Digital Forwarder Claims Solution to Overcome Costly no-Shows
According to MANA, On 1 June, the liner operator introduced a cancellation fee of $150 per teu on its service from Northern Europe to the Red Sea, Middle East and Indian subcontinent.
But FreightHub, a Berlin digital freight forwarder for the Asia to Europe trades, is breaking with the system of imposing fines. It hopes to offer an incentive with the promise of guaranteed space to reliable shippers, or withdraw it for those whose record is poor.
Attempts by liner operators to impose punitive fines have been unsuccessful in recent years when there has been plenty of capacity available. Shippers have refused to pay or have switched carriers.
Lines also overbook on particular ships to account for anticipated no-shows. But FreightHub questions whether now is the time to make shippers pay additional fees, with capacity plentiful and carrier profits on the verge of a recovery.
Instead, it proposes to reduce the number of no-shows through the use of collated digital data to forecast shipping requirements.
That could help avoid friction between shippers whose cargoes cannot be loaded onto ships as a result of overbooking.
“Basically, those that have been showing up on time will be incentivised and those which did not manage to show up on time will not be given the extra space the next time,” said FreightHub co-founder and chief commercial officer Michael Wax.
FreightHub was set up in May 2016 by Wax and business partners Erik Muttersbach and Fabian and Ferry Heilemann, with backers from outside the shipping industry.
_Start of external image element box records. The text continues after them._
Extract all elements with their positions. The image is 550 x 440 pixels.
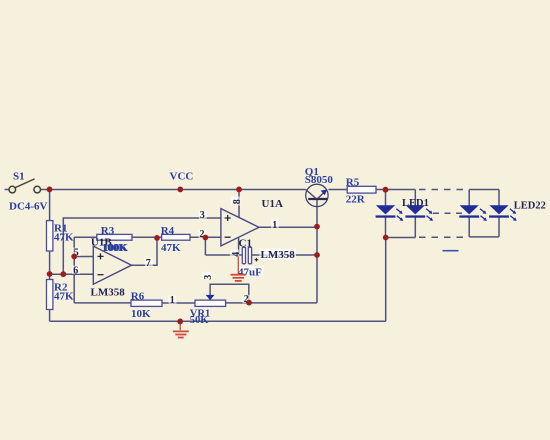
- transistor Q1: [306, 184, 328, 206]
- switch S1: [9, 179, 41, 193]
- resistor R2: [47, 280, 53, 310]
- svg-text:47K: 47K: [54, 291, 74, 303]
- svg-text:C1: C1: [239, 238, 252, 250]
- capacitor C1 plus mark: [255, 258, 259, 262]
- svg-text:S1: S1: [13, 171, 25, 183]
- wire: U1A pin2 junction down to C1 row: [204, 238, 206, 256]
- svg-text:47K: 47K: [161, 242, 181, 254]
- svg-text:LM358: LM358: [261, 249, 296, 261]
- wire: U1B output pin7 up to R3/R4 junction: [131, 237, 157, 265]
- pin label 1 (VR1 left): [169, 295, 177, 303]
- node: U1A pin8 junction: [236, 187, 242, 193]
- svg-text:4: 4: [231, 252, 242, 257]
- wire: vertical from pin6 junction up and across to U1A pin3: [63, 218, 221, 274]
- node: R3/R4/pin7 junction: [154, 235, 160, 241]
- LED22 (second pair, left diode): [459, 205, 487, 221]
- svg-text:3: 3: [200, 210, 205, 221]
- wire: R2 bottom down to bottom ground rail: [49, 310, 51, 322]
- wire: U1A pin8 from VCC rail: [238, 190, 240, 218]
- node: LED group top junction: [383, 187, 389, 193]
- node: U1B pin5 junction: [71, 254, 77, 260]
- svg-text:DC4-6V: DC4-6V: [9, 201, 48, 213]
- svg-text:47uF: 47uF: [238, 266, 262, 278]
- node: U1A pin2 junction: [203, 235, 209, 241]
- pin label 2 (VR1 right): [243, 295, 251, 303]
- svg-text:6: 6: [73, 265, 78, 276]
- ground symbol on bottom rail: [173, 321, 189, 337]
- node: S1 / VCC rail junction: [47, 187, 53, 193]
- wire: R6 row from column to R6 left: [74, 302, 131, 304]
- wire: dashed continuation bottom: [419, 236, 466, 238]
- wire: R3 right to R4 left through junction: [132, 236, 162, 238]
- LED22 (second pair, right diode): [489, 205, 517, 221]
- wire: VR1 wiper loop: [210, 284, 249, 303]
- capacitor C1: [242, 247, 245, 263]
- svg-text:VCC: VCC: [170, 171, 194, 183]
- wire: U1A pin4 stub: [238, 238, 240, 255]
- wire: LED1a cathode lead: [385, 218, 387, 238]
- wire: C1 row left segment: [205, 254, 242, 256]
- wire: Q1 emitter to R5: [328, 189, 347, 191]
- svg-text:LM358: LM358: [91, 286, 126, 298]
- resistor R1: [47, 221, 53, 251]
- wire: R5 right to LED node A: [376, 189, 386, 191]
- svg-text:LED1: LED1: [402, 198, 429, 209]
- pin label 8 (U1A V+) rotated: [231, 197, 241, 206]
- svg-text:3: 3: [203, 275, 214, 280]
- svg-text:47K: 47K: [54, 232, 74, 244]
- wire: VCC rail from S1 to Q1 collector: [41, 189, 306, 191]
- pin label 1 (U1A out): [271, 220, 279, 228]
- wire: dashed continuation top: [419, 189, 466, 191]
- svg-text:R4: R4: [161, 225, 175, 237]
- svg-text:7: 7: [146, 258, 151, 269]
- wire: vertical R3.left / pin5 / R6 column: [73, 237, 75, 303]
- wire: continuation tick below LED group2: [443, 250, 459, 252]
- wire: LED group1 top rail: [386, 189, 416, 191]
- svg-text:LED22: LED22: [514, 201, 546, 212]
- wire: U1B pin5 input: [74, 256, 93, 258]
- node: C1 / base column junction: [314, 252, 320, 258]
- wire: pin6 row from R1/R2 junction to U1B inverting input: [50, 273, 94, 275]
- op-amp U1A: [221, 209, 259, 246]
- wire: LED group1 bottom rail: [386, 237, 416, 239]
- svg-text:100K: 100K: [103, 242, 129, 254]
- wire: dashed continuation middle: [433, 212, 466, 214]
- wire: LED1b cathode lead: [414, 218, 416, 238]
- potentiometer VR1: [195, 300, 226, 306]
- wire: LED return drop to ground rail: [385, 238, 387, 322]
- node: VCC label junction: [177, 187, 183, 193]
- pin label 3 (U1A +): [199, 211, 207, 219]
- wire: R1 bottom to R2 top through junction: [49, 251, 51, 280]
- wire: R4 right to U1A pin2: [190, 236, 221, 238]
- wire: stub left of switch S1: [5, 189, 10, 191]
- svg-text:R5: R5: [346, 176, 360, 188]
- wire: bottom ground rail: [50, 320, 386, 322]
- pin label 4 (U1A V-) rotated: [230, 250, 240, 257]
- wire: U1A output pin1 to Q1-base column: [259, 226, 317, 228]
- resistor R6: [131, 300, 162, 306]
- svg-text:R6: R6: [131, 291, 145, 303]
- op-amp U1B: [93, 246, 131, 284]
- resistor R4: [162, 234, 190, 240]
- wire: LED group2 box left: [468, 190, 470, 237]
- svg-text:S8050: S8050: [305, 174, 334, 186]
- svg-text:8: 8: [232, 199, 243, 204]
- LED1 (first pair, right diode): [405, 205, 433, 221]
- wire: LED1b anode lead: [414, 190, 416, 206]
- resistor R3: [97, 234, 132, 240]
- node: pin6 column junction: [60, 271, 66, 277]
- wire: C1 row right segment to Q1-base column: [252, 254, 317, 256]
- potentiometer VR1 wiper arrow: [206, 295, 215, 300]
- wire: LED group2 box top: [469, 189, 499, 191]
- wire: LED group2 box right: [498, 190, 500, 237]
- wire: LED group2 box bottom: [469, 236, 499, 238]
- svg-text:U1A: U1A: [262, 198, 283, 210]
- node: R1/R2 divider junction: [47, 271, 53, 277]
- wire: LED1a anode lead: [385, 190, 387, 206]
- svg-text:1: 1: [272, 220, 277, 231]
- wire: Q1 base column down to VR1 row: [316, 199, 318, 303]
- node: LED group bottom junction: [383, 235, 389, 241]
- wire: VR1 right to Q1-base column: [226, 302, 317, 304]
- pin label 6 (U1B -): [72, 266, 80, 274]
- svg-text:1: 1: [170, 295, 175, 306]
- wire: left column from S1 junction down to R1 top: [49, 190, 51, 221]
- resistor R5: [347, 186, 376, 193]
- svg-text:R3: R3: [101, 225, 115, 237]
- LED1 (first pair, left diode): [376, 205, 404, 221]
- svg-text:10K: 10K: [131, 308, 151, 320]
- wire: R6 right to VR1 left: [162, 302, 195, 304]
- node: VR1 pin2 junction: [246, 300, 252, 306]
- wire: R3 row left segment: [74, 236, 97, 238]
- ground symbol at U1A pin4 / C1: [231, 255, 247, 281]
- pin label 3 (VR1 wiper) rotated: [202, 272, 212, 280]
- node: pin1 / Q1 base junction: [314, 224, 320, 230]
- pin label 5 (U1B +): [73, 248, 81, 256]
- node: ground rail junction: [177, 319, 183, 325]
- svg-text:22R: 22R: [346, 193, 366, 205]
- svg-text:50K: 50K: [190, 315, 210, 326]
- pin label 7 (U1B out): [145, 258, 153, 266]
- pin label 2 (U1A -): [199, 230, 207, 238]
It cites Hapag-Lloyd chief executive Rolf Habben Jansen as saying that for every four bookings, only three containers show up.
Wax says his company is working with five or six carriers, serving 120 ports in Asia and 20 ports in Northern Europe and the Mediterranean.
Its 250 customers have used the portal to ship containerised or palletised break bulk cargo from Asia to Europe. Last month, it opened an office in Hamburg, where it has a strategic partnership with Hamburg Sud.
It is one of several portals challenging traditional freight-forwarding companies. Some established players are defending their space with their own digital platforms, but Wax believes it is necessary for industry outsiders to come up with radically new ways of ­operating.